A second auto lobbyist said the fuel- economy benchmarks set out in the bill that passed the Senate Commerce Committee would not be reachable for any automaker, including Nissan, and could particularly hamper those firms trying to get their financial footing.

“What’s at stake is the whole bill here,” said this lobbyist. Nissan “may bring the rest of the industry down with them.”

Wade Newton, communications director for the Auto Alliance, said the alliance supports separate CAFE standards for cars and light trucks. Nissan dropped out of the Alliance earlier this decade.

“Combining the two would mean that cars would have to get 52 miles per gallon by 2030 to balance out the trucks,” he said. “For the foreseeable future, we just can’t achieve that.”

But the Association of International Automobile Manufacturers is sitting out this legislative fight because its members, which include Nissan, are divided, said the group’s head, Mike Stanton. “There’s always strength in unity, and the fact that there’s not a unified total industry position, it hurts the lobbying effort,” Stanton said.

Alan Reuther, a lobbyist for the United Automobile Workers union, said Nissan wants to get rid of the distinction between domestic-made passenger cars and foreign-made passenger cars.

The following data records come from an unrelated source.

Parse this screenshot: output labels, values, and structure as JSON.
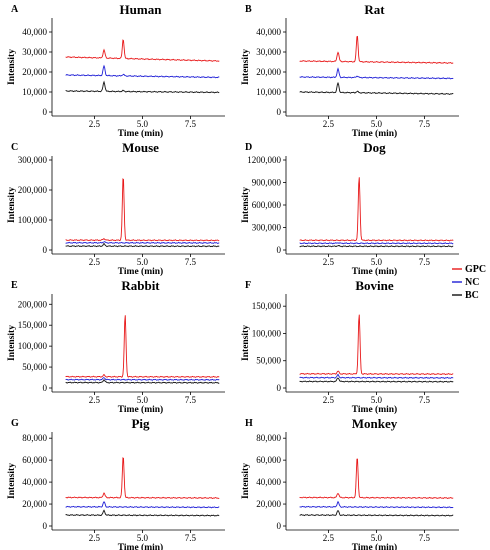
{
  "chart_data": [
    {
      "type": "line",
      "panel_label": "A",
      "title": "Human",
      "xlabel": "Time (min)",
      "ylabel": "Intensity",
      "xlim": [
        0.5,
        9.3
      ],
      "ylim": [
        0,
        45000
      ],
      "x_ticks": [
        {
          "value": 2.5,
          "label": "2.5"
        },
        {
          "value": 5,
          "label": "5.0"
        },
        {
          "value": 7.5,
          "label": "7.5"
        }
      ],
      "y_ticks": [
        {
          "value": 0,
          "label": "0"
        },
        {
          "value": 10000,
          "label": "10,000"
        },
        {
          "value": 20000,
          "label": "20,000"
        },
        {
          "value": 30000,
          "label": "30,000"
        },
        {
          "value": 40000,
          "label": "40,000"
        }
      ],
      "series": [
        {
          "name": "GPC",
          "color": "#e8191a",
          "baseline": 27500,
          "end": 25500,
          "peaks": [
            [
              3.0,
              31000
            ],
            [
              4.0,
              36500
            ]
          ]
        },
        {
          "name": "NC",
          "color": "#1f1fd6",
          "baseline": 18500,
          "end": 17300,
          "peaks": [
            [
              3.0,
              23000
            ],
            [
              4.0,
              18800
            ]
          ]
        },
        {
          "name": "BC",
          "color": "#111111",
          "baseline": 10500,
          "end": 9800,
          "peaks": [
            [
              3.0,
              15000
            ],
            [
              4.0,
              10700
            ]
          ]
        }
      ]
    },
    {
      "type": "line",
      "panel_label": "B",
      "title": "Rat",
      "xlabel": "Time (min)",
      "ylabel": "Intensity",
      "xlim": [
        0.5,
        9.3
      ],
      "ylim": [
        0,
        45000
      ],
      "x_ticks": [
        {
          "value": 2.5,
          "label": "2.5"
        },
        {
          "value": 5,
          "label": "5.0"
        },
        {
          "value": 7.5,
          "label": "7.5"
        }
      ],
      "y_ticks": [
        {
          "value": 0,
          "label": "0"
        },
        {
          "value": 10000,
          "label": "10,000"
        },
        {
          "value": 20000,
          "label": "20,000"
        },
        {
          "value": 30000,
          "label": "30,000"
        },
        {
          "value": 40000,
          "label": "40,000"
        }
      ],
      "series": [
        {
          "name": "GPC",
          "color": "#e8191a",
          "baseline": 25500,
          "end": 24500,
          "peaks": [
            [
              3.0,
              30000
            ],
            [
              4.0,
              38500
            ]
          ]
        },
        {
          "name": "NC",
          "color": "#1f1fd6",
          "baseline": 17500,
          "end": 16800,
          "peaks": [
            [
              3.0,
              21500
            ],
            [
              4.0,
              18000
            ]
          ]
        },
        {
          "name": "BC",
          "color": "#111111",
          "baseline": 10000,
          "end": 9000,
          "peaks": [
            [
              3.0,
              14500
            ],
            [
              4.0,
              10300
            ]
          ]
        }
      ]
    },
    {
      "type": "line",
      "panel_label": "C",
      "title": "Mouse",
      "xlabel": "Time (min)",
      "ylabel": "Intensity",
      "xlim": [
        0.5,
        9.3
      ],
      "ylim": [
        0,
        300000
      ],
      "x_ticks": [
        {
          "value": 2.5,
          "label": "2.5"
        },
        {
          "value": 5,
          "label": "5.0"
        },
        {
          "value": 7.5,
          "label": "7.5"
        }
      ],
      "y_ticks": [
        {
          "value": 0,
          "label": "0"
        },
        {
          "value": 100000,
          "label": "100,000"
        },
        {
          "value": 200000,
          "label": "200,000"
        },
        {
          "value": 300000,
          "label": "300,000"
        }
      ],
      "series": [
        {
          "name": "GPC",
          "color": "#e8191a",
          "baseline": 33000,
          "end": 32000,
          "peaks": [
            [
              3.0,
              38000
            ],
            [
              4.0,
              247000
            ]
          ]
        },
        {
          "name": "NC",
          "color": "#1f1fd6",
          "baseline": 24000,
          "end": 23500,
          "peaks": [
            [
              3.0,
              28000
            ]
          ]
        },
        {
          "name": "BC",
          "color": "#111111",
          "baseline": 13000,
          "end": 12500,
          "peaks": [
            [
              3.0,
              20000
            ]
          ]
        }
      ]
    },
    {
      "type": "line",
      "panel_label": "D",
      "title": "Dog",
      "xlabel": "Time (min)",
      "ylabel": "Intensity",
      "xlim": [
        0.5,
        9.3
      ],
      "ylim": [
        0,
        1200000
      ],
      "x_ticks": [
        {
          "value": 2.5,
          "label": "2.5"
        },
        {
          "value": 5,
          "label": "5.0"
        },
        {
          "value": 7.5,
          "label": "7.5"
        }
      ],
      "y_ticks": [
        {
          "value": 0,
          "label": "0"
        },
        {
          "value": 300000,
          "label": "300,000"
        },
        {
          "value": 600000,
          "label": "600,000"
        },
        {
          "value": 900000,
          "label": "900,000"
        },
        {
          "value": 1200000,
          "label": "1200,000"
        }
      ],
      "series": [
        {
          "name": "GPC",
          "color": "#e8191a",
          "baseline": 130000,
          "end": 128000,
          "peaks": [
            [
              4.1,
              985000
            ]
          ]
        },
        {
          "name": "NC",
          "color": "#1f1fd6",
          "baseline": 90000,
          "end": 89000,
          "peaks": [
            [
              3.0,
              97000
            ]
          ]
        },
        {
          "name": "BC",
          "color": "#111111",
          "baseline": 50000,
          "end": 49000,
          "peaks": [
            [
              3.0,
              58000
            ]
          ]
        }
      ]
    },
    {
      "type": "line",
      "panel_label": "E",
      "title": "Rabbit",
      "xlabel": "Time (min)",
      "ylabel": "Intensity",
      "xlim": [
        0.5,
        9.3
      ],
      "ylim": [
        0,
        215000
      ],
      "x_ticks": [
        {
          "value": 2.5,
          "label": "2.5"
        },
        {
          "value": 5,
          "label": "5.0"
        },
        {
          "value": 7.5,
          "label": "7.5"
        }
      ],
      "y_ticks": [
        {
          "value": 0,
          "label": "0"
        },
        {
          "value": 50000,
          "label": "50,000"
        },
        {
          "value": 100000,
          "label": "100,000"
        },
        {
          "value": 150000,
          "label": "150,000"
        },
        {
          "value": 200000,
          "label": "200,000"
        }
      ],
      "series": [
        {
          "name": "GPC",
          "color": "#e8191a",
          "baseline": 27000,
          "end": 26500,
          "peaks": [
            [
              3.0,
              31000
            ],
            [
              4.1,
              175000
            ]
          ]
        },
        {
          "name": "NC",
          "color": "#1f1fd6",
          "baseline": 20000,
          "end": 19500,
          "peaks": [
            [
              3.0,
              25000
            ]
          ]
        },
        {
          "name": "BC",
          "color": "#111111",
          "baseline": 13000,
          "end": 12500,
          "peaks": [
            [
              3.0,
              20000
            ]
          ]
        }
      ]
    },
    {
      "type": "line",
      "panel_label": "F",
      "title": "Bovine",
      "xlabel": "Time (min)",
      "ylabel": "Intensity",
      "xlim": [
        0.5,
        9.3
      ],
      "ylim": [
        0,
        165000
      ],
      "x_ticks": [
        {
          "value": 2.5,
          "label": "2.5"
        },
        {
          "value": 5,
          "label": "5.0"
        },
        {
          "value": 7.5,
          "label": "7.5"
        }
      ],
      "y_ticks": [
        {
          "value": 0,
          "label": "0"
        },
        {
          "value": 50000,
          "label": "50,000"
        },
        {
          "value": 100000,
          "label": "100,000"
        },
        {
          "value": 150000,
          "label": "150,000"
        }
      ],
      "series": [
        {
          "name": "GPC",
          "color": "#e8191a",
          "baseline": 26000,
          "end": 25500,
          "peaks": [
            [
              3.0,
              31000
            ],
            [
              4.1,
              136000
            ]
          ]
        },
        {
          "name": "NC",
          "color": "#1f1fd6",
          "baseline": 19000,
          "end": 18500,
          "peaks": [
            [
              3.0,
              24000
            ]
          ]
        },
        {
          "name": "BC",
          "color": "#111111",
          "baseline": 12000,
          "end": 11500,
          "peaks": [
            [
              3.0,
              19000
            ]
          ]
        }
      ]
    },
    {
      "type": "line",
      "panel_label": "G",
      "title": "Pig",
      "xlabel": "Time (min)",
      "ylabel": "Intensity",
      "xlim": [
        0.5,
        9.3
      ],
      "ylim": [
        0,
        82000
      ],
      "x_ticks": [
        {
          "value": 2.5,
          "label": "2.5"
        },
        {
          "value": 5,
          "label": "5.0"
        },
        {
          "value": 7.5,
          "label": "7.5"
        }
      ],
      "y_ticks": [
        {
          "value": 0,
          "label": "0"
        },
        {
          "value": 20000,
          "label": "20,000"
        },
        {
          "value": 40000,
          "label": "40,000"
        },
        {
          "value": 60000,
          "label": "60,000"
        },
        {
          "value": 80000,
          "label": "80,000"
        }
      ],
      "series": [
        {
          "name": "GPC",
          "color": "#e8191a",
          "baseline": 26000,
          "end": 25500,
          "peaks": [
            [
              3.0,
              30000
            ],
            [
              4.0,
              64000
            ]
          ]
        },
        {
          "name": "NC",
          "color": "#1f1fd6",
          "baseline": 17500,
          "end": 17000,
          "peaks": [
            [
              3.0,
              22000
            ]
          ]
        },
        {
          "name": "BC",
          "color": "#111111",
          "baseline": 10000,
          "end": 9500,
          "peaks": [
            [
              3.0,
              14000
            ]
          ]
        }
      ]
    },
    {
      "type": "line",
      "panel_label": "H",
      "title": "Monkey",
      "xlabel": "Time (min)",
      "ylabel": "Intensity",
      "xlim": [
        0.5,
        9.3
      ],
      "ylim": [
        0,
        82000
      ],
      "x_ticks": [
        {
          "value": 2.5,
          "label": "2.5"
        },
        {
          "value": 5,
          "label": "5.0"
        },
        {
          "value": 7.5,
          "label": "7.5"
        }
      ],
      "y_ticks": [
        {
          "value": 0,
          "label": "0"
        },
        {
          "value": 20000,
          "label": "20,000"
        },
        {
          "value": 40000,
          "label": "40,000"
        },
        {
          "value": 60000,
          "label": "60,000"
        },
        {
          "value": 80000,
          "label": "80,000"
        }
      ],
      "series": [
        {
          "name": "GPC",
          "color": "#e8191a",
          "baseline": 26000,
          "end": 25500,
          "peaks": [
            [
              3.0,
              30000
            ],
            [
              4.0,
              63000
            ]
          ]
        },
        {
          "name": "NC",
          "color": "#1f1fd6",
          "baseline": 17500,
          "end": 17000,
          "peaks": [
            [
              3.0,
              22000
            ]
          ]
        },
        {
          "name": "BC",
          "color": "#111111",
          "baseline": 10000,
          "end": 9500,
          "peaks": [
            [
              3.0,
              14000
            ]
          ]
        }
      ]
    }
  ],
  "legend": {
    "position": "right-middle",
    "items": [
      {
        "label": "GPC",
        "color": "#e8191a"
      },
      {
        "label": "NC",
        "color": "#1f1fd6"
      },
      {
        "label": "BC",
        "color": "#111111"
      }
    ]
  }
}
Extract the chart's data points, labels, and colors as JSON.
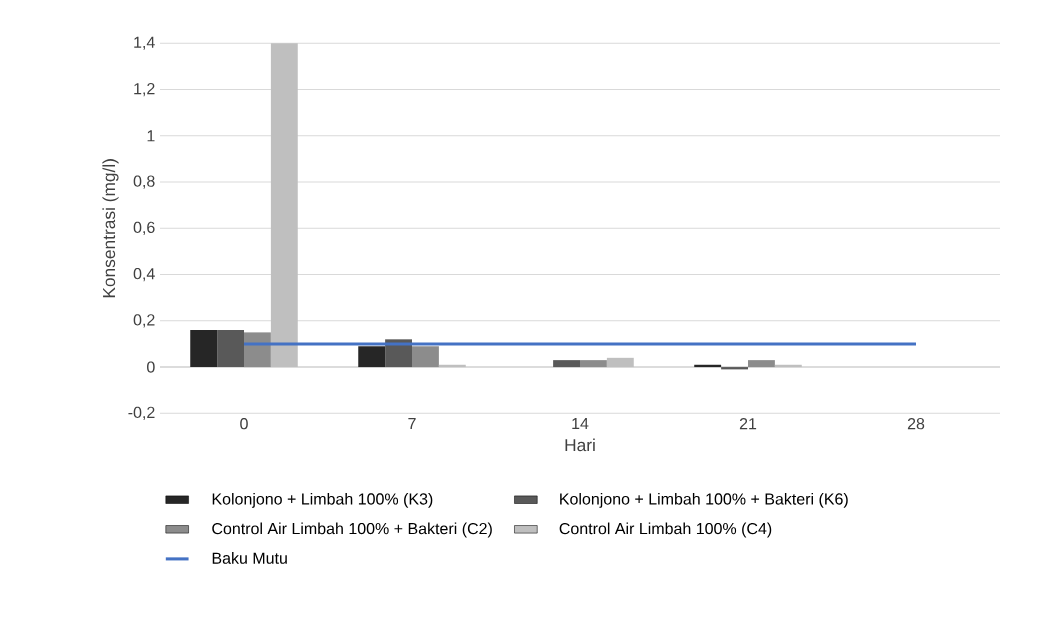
{
  "chart_data": {
    "type": "bar",
    "xlabel": "Hari",
    "ylabel": "Konsentrasi (mg/l)",
    "categories": [
      "0",
      "7",
      "14",
      "21",
      "28"
    ],
    "series": [
      {
        "name": "Kolonjono + Limbah 100% (K3)",
        "color": "#262626",
        "values": [
          0.16,
          0.09,
          0.0,
          0.01,
          null
        ]
      },
      {
        "name": "Kolonjono + Limbah 100% + Bakteri (K6)",
        "color": "#595959",
        "values": [
          0.16,
          0.12,
          0.03,
          -0.01,
          null
        ]
      },
      {
        "name": "Control Air Limbah 100% + Bakteri (C2)",
        "color": "#8c8c8c",
        "values": [
          0.15,
          0.09,
          0.03,
          0.03,
          null
        ]
      },
      {
        "name": "Control Air Limbah 100% (C4)",
        "color": "#bfbfbf",
        "values": [
          1.4,
          0.01,
          0.04,
          0.01,
          null
        ]
      },
      {
        "name": "Baku Mutu",
        "type": "line",
        "color": "#4472c4",
        "values": [
          0.1,
          0.1,
          0.1,
          0.1,
          0.1
        ]
      }
    ],
    "ylim": [
      -0.2,
      1.4
    ],
    "yticks": [
      {
        "value": -0.2,
        "label": "-0,2"
      },
      0,
      {
        "value": 0.2,
        "label": "0,2"
      },
      {
        "value": 0.4,
        "label": "0,4"
      },
      {
        "value": 0.6,
        "label": "0,6"
      },
      {
        "value": 0.8,
        "label": "0,8"
      },
      1,
      {
        "value": 1.2,
        "label": "1,2"
      },
      {
        "value": 1.4,
        "label": "1,4"
      }
    ],
    "grid": "y",
    "legend": "bottom"
  }
}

The UAW supports the distinction because, Reuther said, it will help keep manufacturing jobs in the United States.

“I think it’s unfortunate that [Nissan has] taken these positions,” he said, adding that more than 17,000 auto manufacturing jobs are at stake in his view. “Nissan wants to be able to move production oversees.”

But sources familiar with Nissan’s position said the reverse is true: if the amendment becomes the law, then Nissan would have to move its production of U.S.-made passenger cars oversees in order to comply.